The human body is an electric machine, using propagating potentials to power the nervous system and depending on many proteins sensitive to voltage for proper folding and function. An electric shock, ranging from a finger in an outlet to a lightning strike, produces a powerful electric field that travels through the body in milliseconds, disrupting all of these finely-tuned processes and structures, perhaps permanently. To computationally simulate this damage, as well as the injury caused by the heat of the shock, requires a detailed anatomical model of the different tissues of the body, and the power to calculate physics of both temperature and electrical effects.
“This is truly a multi-physical, multi-scale, non-linear problem,” said Lee, the Paul and Allene Russell Professor of Surgery, Medicine, Organismal Biology and Anatomy and Fellow at the Institute for Molecular Engineering. “If you want to computationally simulate the extent to which tissues are damaged during electrical shock, that would require an extensive computational power.”
Since the mid-80s, Lee’s group has been working on such a model, first coding a simulation program from scratch on an early, 32-bit VAXstation II. On that machine, a single simulation required 4-5 months to solve the linearized field problems alone for a layered 2-D mesh model of the human arm. But it wasn’t until now, with the 200-teraflop Beagle supercomputer, that the team could simultaneously simulate both the heat and electrical damage accumulation during and after an electrical shock, using a full, 1mm-resolution anatomical model containing all major tissues with their respective material properties.
That level of detail is needed because the tissue damage from supraphysiological electric forces and temperatures are not independent — damage accumulation alters tissue material properties such that the induced scalar potentials are altered during the electrical shock.
“It’s a daunting problem,” Lee said. “You need a machine like the Beagle to have a shot at it.”
The research team, which included post-doctoral researcher Paul Liu, PhD and Beagle user support specialist Ana Marija Sokovic, PhD used a 3-D computational mesh model of human anatomy and the StarCCM software for computational fluid dynamics. As a pilot, they simulated the damage from a one second, 7200-volt electrical shock on an arm — allowing the team to compare and calibrate results from this new model to previous arm-shock simulations performed in the past.
Now that those early experiments are finished, the group hopes to scale up to full-body simulations and tests of the short and long-term consequences of different voltages. They also plan to couple continuum models of scalar potentials and chemical reaction thermodynamics to predict injury dynamics. Some patients who have mild shocks and early symptoms can develop more severe issues over time, such as loss of balance or coordination and pain. The modeling experiments will help physicians better diagnose the severity of electric shock, Lee said, allowing for more specific treatment and early prognoses for patients.
“With burns, you have first, second, or third degree, but right now that kind of stratification doesn’t really exist for electric shock,” Lee said. “Based on learning from these models, we can generate more precise injury intervention protocols that might be effective immediately post-injury.”

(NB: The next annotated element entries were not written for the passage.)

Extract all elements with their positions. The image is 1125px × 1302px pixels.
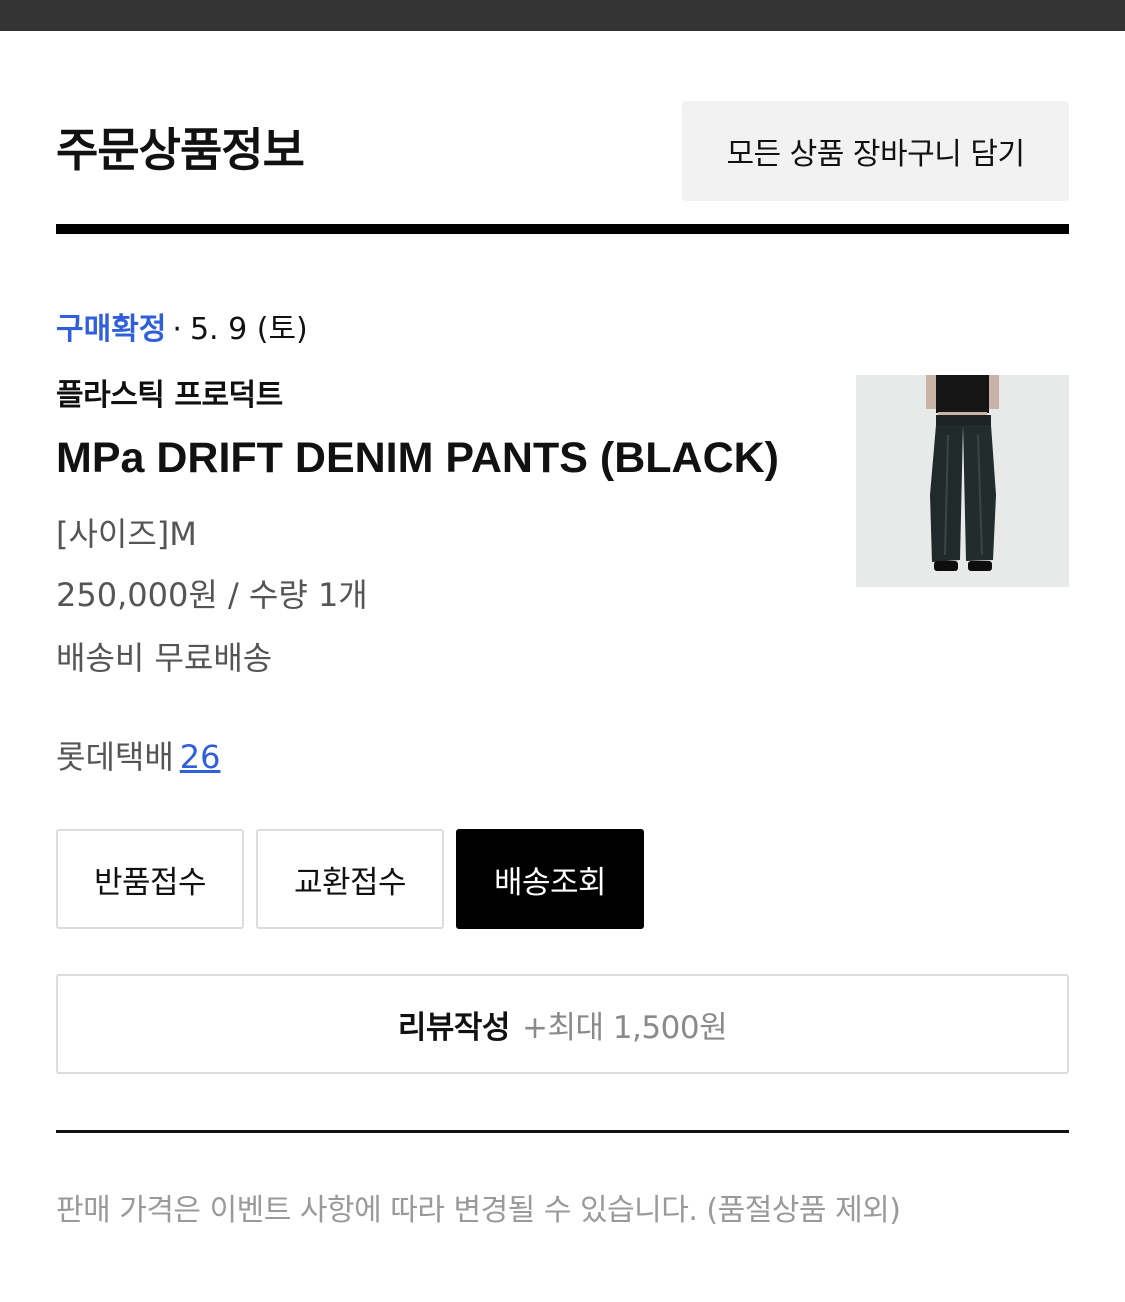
courier-line: 롯데택배 26 — [56, 735, 220, 779]
price-quantity: 250,000원 / 수량 1개 — [56, 576, 368, 614]
track-delivery-button[interactable]: 배송조회 — [456, 829, 644, 929]
order-status-line: 구매확정 · 5. 9 (토) — [56, 309, 308, 351]
product-option: [사이즈]M — [56, 515, 197, 553]
header-divider — [56, 224, 1069, 234]
status-separator: · — [172, 312, 182, 347]
product-name[interactable]: MPa DRIFT DENIM PANTS (BLACK) — [56, 432, 779, 484]
exchange-request-button[interactable]: 교환접수 — [256, 829, 444, 929]
top-bar — [0, 0, 1125, 31]
courier-name: 롯데택배 — [56, 738, 174, 776]
return-request-button[interactable]: 반품접수 — [56, 829, 244, 929]
order-date: 5. 9 (토) — [189, 312, 308, 347]
brand-name[interactable]: 플라스틱 프로덕트 — [56, 375, 283, 417]
product-image[interactable] — [856, 375, 1069, 587]
page-title: 주문상품정보 — [56, 123, 305, 177]
review-reward: +최대 1,500원 — [521, 1009, 728, 1046]
review-label: 리뷰작성 — [397, 1009, 511, 1046]
price-notice: 판매 가격은 이벤트 사항에 따라 변경될 수 있습니다. (품절상품 제외) — [56, 1193, 901, 1228]
footer-divider — [56, 1130, 1069, 1133]
write-review-button[interactable]: 리뷰작성 +최대 1,500원 — [56, 974, 1069, 1074]
add-all-to-cart-button[interactable]: 모든 상품 장바구니 담기 — [682, 101, 1069, 201]
tracking-number-link[interactable]: 26 — [180, 738, 221, 776]
order-status: 구매확정 — [56, 312, 167, 347]
shipping-fee: 배송비 무료배송 — [56, 639, 273, 677]
product-photo-icon — [856, 375, 1069, 587]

The model will also be used to study new forms of protective gear against electric shocks, which could be worn by utility workers exposed to high voltages. In addition, Lee expects, the new model will be of particular importance for a more exotic occupation: predicting harmful stresses experienced by astronauts during space travel. Lee’s group previously worked with NASA to test the effects of electrical shock during extravehicular activity around the International Space Station.
“We want to anticipate and understand what the factors are, so that one can prepare for when we consider traveling to other planets,” Lee said.